Midtown Manhattan is characterized by a closely spaced signalized Cartesian grid systems of one-way streets, with short blocks (approximately 200 ft.) along the avenues, and long blocks (approximately 500 ft. or longer) along the cross streets. Substantial traffic demand exists due to the extremely heavy concentration and diversity of activities in this area. Vehicular traffic is often mixed with heavy pedestrian volumes, while intersection spillback arising from overflow queues is frequent, especially in the vicinity of business activity centers.

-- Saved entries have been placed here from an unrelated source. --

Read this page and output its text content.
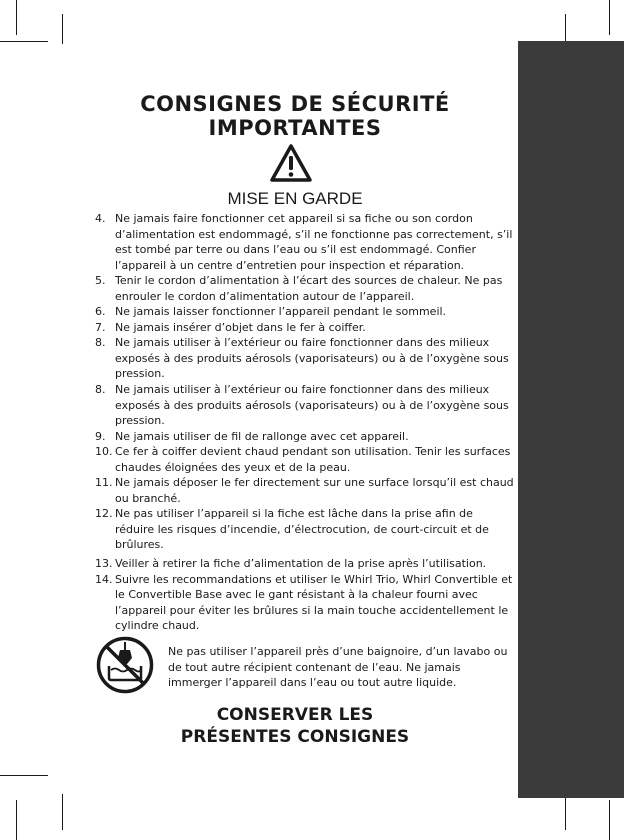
CONSIGNES DE SÉCURITÉ
IMPORTANTES
MISE EN GARDE
4. Ne jamais faire fonctionner cet appareil si sa fiche ou son cordon d’alimentation est endommagé, s’il ne fonctionne pas correctement, s’il est tombé par terre ou dans l’eau ou s’il est endommagé. Confier l’appareil à un centre d’entretien pour inspection et réparation.
5. Tenir le cordon d’alimentation à l’écart des sources de chaleur. Ne pas enrouler le cordon d’alimentation autour de l’appareil.
6. Ne jamais laisser fonctionner l’appareil pendant le sommeil.
7. Ne jamais insérer d’objet dans le fer à coiffer.
8. Ne jamais utiliser à l’extérieur ou faire fonctionner dans des milieux exposés à des produits aérosols (vaporisateurs) ou à de l’oxygène sous pression.
8. Ne jamais utiliser à l’extérieur ou faire fonctionner dans des milieux exposés à des produits aérosols (vaporisateurs) ou à de l’oxygène sous pression.
9. Ne jamais utiliser de fil de rallonge avec cet appareil.
10. Ce fer à coiffer devient chaud pendant son utilisation. Tenir les surfaces chaudes éloignées des yeux et de la peau.
11. Ne jamais déposer le fer directement sur une surface lorsqu’il est chaud ou branché.
12. Ne pas utiliser l’appareil si la fiche est lâche dans la prise afin de réduire les risques d’incendie, d’électrocution, de court-circuit et de brûlures.
13. Veiller à retirer la fiche d’alimentation de la prise après l’utilisation.
14. Suivre les recommandations et utiliser le Whirl Trio, Whirl Convertible et le Convertible Base avec le gant résistant à la chaleur fourni avec l’appareil pour éviter les brûlures si la main touche accidentellement le cylindre chaud.
Ne pas utiliser l’appareil près d’une baignoire, d’un lavabo ou de tout autre récipient contenant de l’eau. Ne jamais immerger l’appareil dans l’eau ou tout autre liquide.
CONSERVER LES
PRÉSENTES CONSIGNES
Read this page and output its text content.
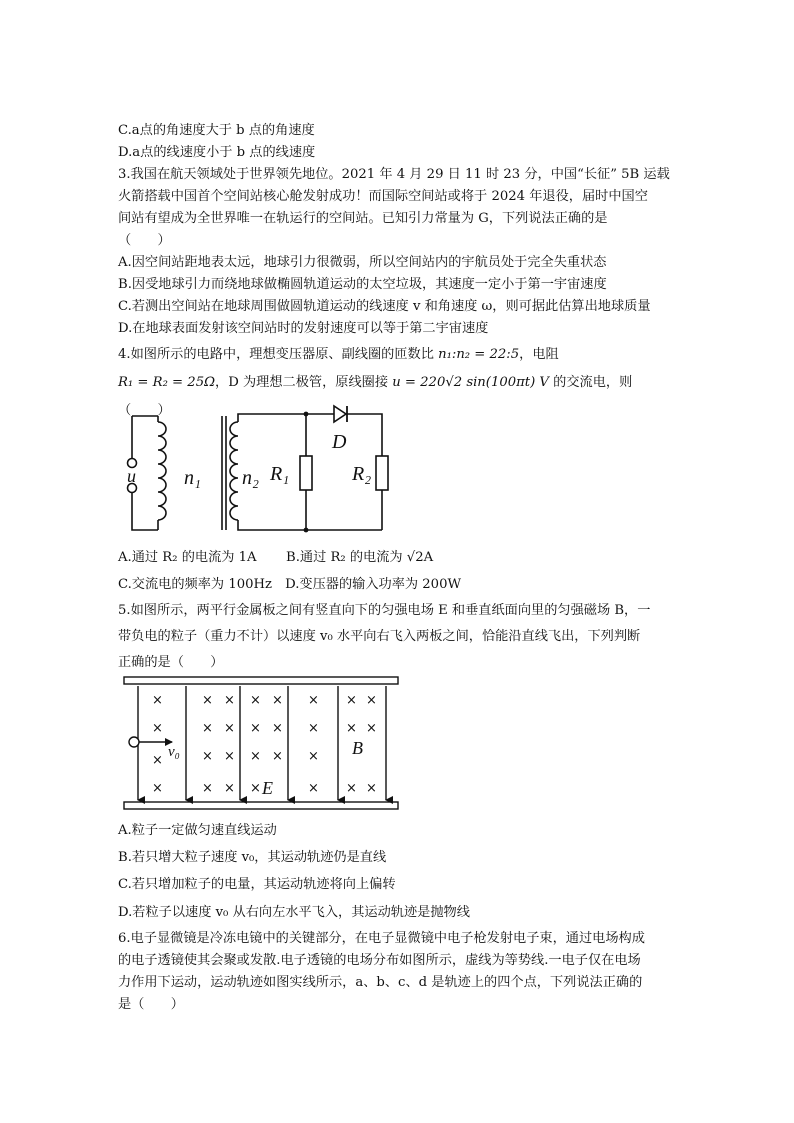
C.a点的角速度大于 b 点的角速度
D.a点的线速度小于 b 点的线速度
3.我国在航天领域处于世界领先地位。2021 年 4 月 29 日 11 时 23 分，中国“长征” 5B 运载
火箭搭载中国首个空间站核心舱发射成功！而国际空间站或将于 2024 年退役，届时中国空
间站有望成为全世界唯一在轨运行的空间站。已知引力常量为 G，下列说法正确的是
（　　）
A.因空间站距地表太远，地球引力很微弱，所以空间站内的宇航员处于完全失重状态
B.因受地球引力而绕地球做椭圆轨道运动的太空垃圾，其速度一定小于第一宇宙速度
C.若测出空间站在地球周围做圆轨道运动的线速度 v 和角速度 ω，则可据此估算出地球质量
D.在地球表面发射该空间站时的发射速度可以等于第二宇宙速度
4.如图所示的电路中，理想变压器原、副线圈的匝数比 n₁:n₂ = 22:5，电阻
R₁ = R₂ = 25Ω，D 为理想二极管，原线圈接 u = 220√2 sin(100πt) V 的交流电，则
（　　）
u n₁ n₂ R₁	R₂
D
A.通过 R₂ 的电流为 1A B.通过 R₂ 的电流为 √2A
C.交流电的频率为 100Hz　D.变压器的输入功率为 200W
5.如图所示，两平行金属板之间有竖直向下的匀强电场 E 和垂直纸面向里的匀强磁场 B，一
带负电的粒子（重力不计）以速度 v₀ 水平向右飞入两板之间，恰能沿直线飞出，下列判断
正确的是（　　）
×	× × × × × × ×
×	× × × × × × ×
× × × × ×
×
×	× × ×	× × ×
v₀	B
E
A.粒子一定做匀速直线运动
B.若只增大粒子速度 v₀，其运动轨迹仍是直线
C.若只增加粒子的电量，其运动轨迹将向上偏转
D.若粒子以速度 v₀ 从右向左水平飞入，其运动轨迹是抛物线
6.电子显微镜是冷冻电镜中的关键部分，在电子显微镜中电子枪发射电子束，通过电场构成
的电子透镜使其会聚或发散.电子透镜的电场分布如图所示，虚线为等势线.一电子仅在电场
力作用下运动，运动轨迹如图实线所示，a、b、c、d 是轨迹上的四个点，下列说法正确的
是（　　）
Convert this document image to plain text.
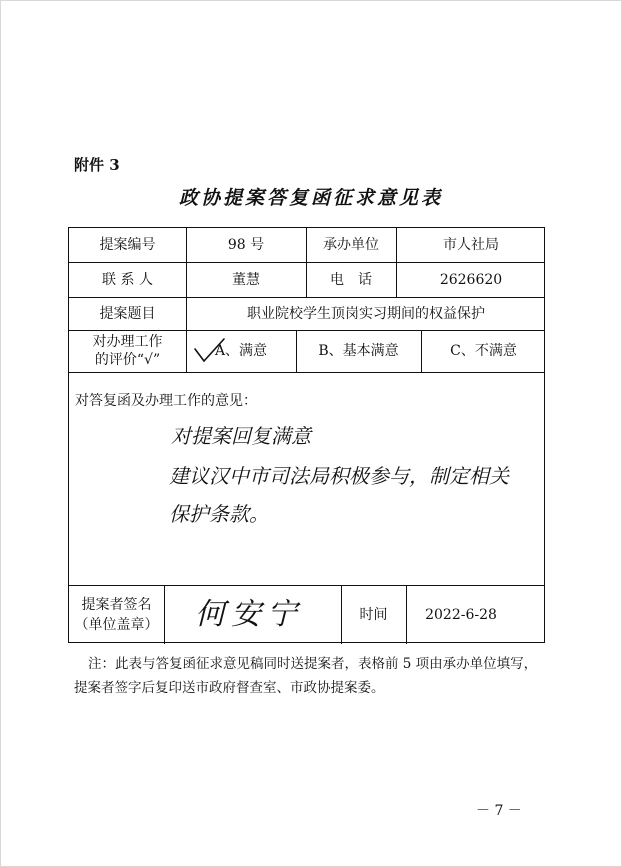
附件 3
政协提案答复函征求意见表
提案编号	98 号	承办单位	市人社局
联 系 人	董慧	电　话	2626620
提案题目	职业院校学生顶岗实习期间的权益保护
对办理工作
的评价“√”
A、满意	B、基本满意	C、不满意
对答复函及办理工作的意见：
对提案回复满意
建议汉中市司法局积极参与，制定相关
保护条款。
提案者签名
（单位盖章）	何安宁	时间	2022-6-28
注：此表与答复函征求意见稿同时送提案者，表格前 5 项由承办单位填写，提案者签字后复印送市政府督查室、市政协提案委。
－ 7 －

KLD developed an innovative approach to addresses traffic congestion from both demand and supply sides simultaneously. Various demand regulating strategies, depending on the prevailing congestion levels are applied at the peripheral roadways of the target control zone. These strategies proactively employ signal offsets and splits to exert a tapering and rebalancing effect on the traffic, for the purpose of better utilizing available network storage spaces while preserving the capacity of the target control zone. Inside the target control area, a dynamic queue balancing strategy is implemented at selected critical intersections to prevent propagation of spillovers with stabilized or diminished queues.
The control area has been incrementally expanded to a zone spanning from 1st Avenue to 9th Avenue and from E 57th Street to E 42nd Street, inclusive. Large-scale per-trip travel time data (nearly 1 million records daily), collected by roadside ETC tag readers, and traffic volume and occupancies data are analyzed in real time for generating demand regulating signal control strategies and adaptive signal timings for over 200 ASTC controllers.
Extensive analysis of large scale data sets was completed and initial results show an improvement in speed of around 10% within the congested study area.